Whether it is due to bureaucratic bungling or pressure by big pharmaceutical companies fighting any change that might dampen their profits from these heavily prescribed painkillers is not clear. Whatever the reason, the consequences of the decade of delay has meant millions more people are addicted and thousands are dead from overdoses.

The new rules would limit patients to a 90-day supply without seeing a doctor for a new prescription. The shift to Schedule II also will increase storage and record-keeping requirements, with the objective of identifying doctors or pharmacies writing or filling extraordinary numbers of prescriptions for these commonly abused painkillers.

In Pennsylvania, the House of Representatives passed a bill with a 191-7 vote, that would create a statewide database to track prescription drugs. The idea is to help identify, track and stop people who abuse prescription pain killers by doctor shopping or pharmacy shopping. The database might also help authorities locate and also shut down so-called pill mills that dispense powerful pain killers at excessive levels more connected to profits than medical need.

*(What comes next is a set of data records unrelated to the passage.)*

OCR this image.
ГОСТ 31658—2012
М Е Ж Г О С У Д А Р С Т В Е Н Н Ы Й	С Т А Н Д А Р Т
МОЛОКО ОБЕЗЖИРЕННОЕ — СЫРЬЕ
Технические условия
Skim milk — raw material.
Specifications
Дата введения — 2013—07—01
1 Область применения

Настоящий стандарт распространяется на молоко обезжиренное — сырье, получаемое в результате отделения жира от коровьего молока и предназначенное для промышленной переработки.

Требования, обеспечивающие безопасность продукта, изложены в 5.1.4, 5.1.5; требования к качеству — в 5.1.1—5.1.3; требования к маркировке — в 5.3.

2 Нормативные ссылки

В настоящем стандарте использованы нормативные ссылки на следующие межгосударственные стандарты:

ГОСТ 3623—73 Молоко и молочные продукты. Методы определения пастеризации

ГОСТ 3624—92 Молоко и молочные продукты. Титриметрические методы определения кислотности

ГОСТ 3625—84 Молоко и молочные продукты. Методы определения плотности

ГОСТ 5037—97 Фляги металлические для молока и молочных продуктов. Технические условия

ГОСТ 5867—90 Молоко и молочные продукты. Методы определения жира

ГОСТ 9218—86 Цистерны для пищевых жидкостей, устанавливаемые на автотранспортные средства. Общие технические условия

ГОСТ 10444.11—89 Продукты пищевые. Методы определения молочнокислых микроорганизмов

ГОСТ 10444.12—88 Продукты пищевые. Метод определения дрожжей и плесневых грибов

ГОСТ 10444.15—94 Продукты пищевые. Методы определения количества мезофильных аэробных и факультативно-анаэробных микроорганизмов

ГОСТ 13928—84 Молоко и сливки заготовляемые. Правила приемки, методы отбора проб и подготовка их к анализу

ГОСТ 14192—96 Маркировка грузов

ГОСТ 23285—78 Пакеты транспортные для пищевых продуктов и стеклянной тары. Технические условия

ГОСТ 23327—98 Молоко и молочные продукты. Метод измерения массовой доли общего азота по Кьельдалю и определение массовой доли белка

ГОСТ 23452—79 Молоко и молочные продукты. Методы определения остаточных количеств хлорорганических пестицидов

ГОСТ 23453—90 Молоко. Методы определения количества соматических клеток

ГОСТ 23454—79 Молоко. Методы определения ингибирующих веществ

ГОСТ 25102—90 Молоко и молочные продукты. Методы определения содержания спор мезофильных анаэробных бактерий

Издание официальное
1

It’s important to note that many people need these drugs to manage chronic pain or for post-surgery recovery. But the medical-industrial-complex has for too long allowed this drug use to expand beyond any legitimate medical need because of drugmakers’ profits, apathy or crooked doctors. That must change.

The efforts at the state and federal levels are overdue, but still welcome. Using database information to track and identify painkiller use should allow law enforcement to reverse the troubling and deadly trends in abuse of prescription painkillers.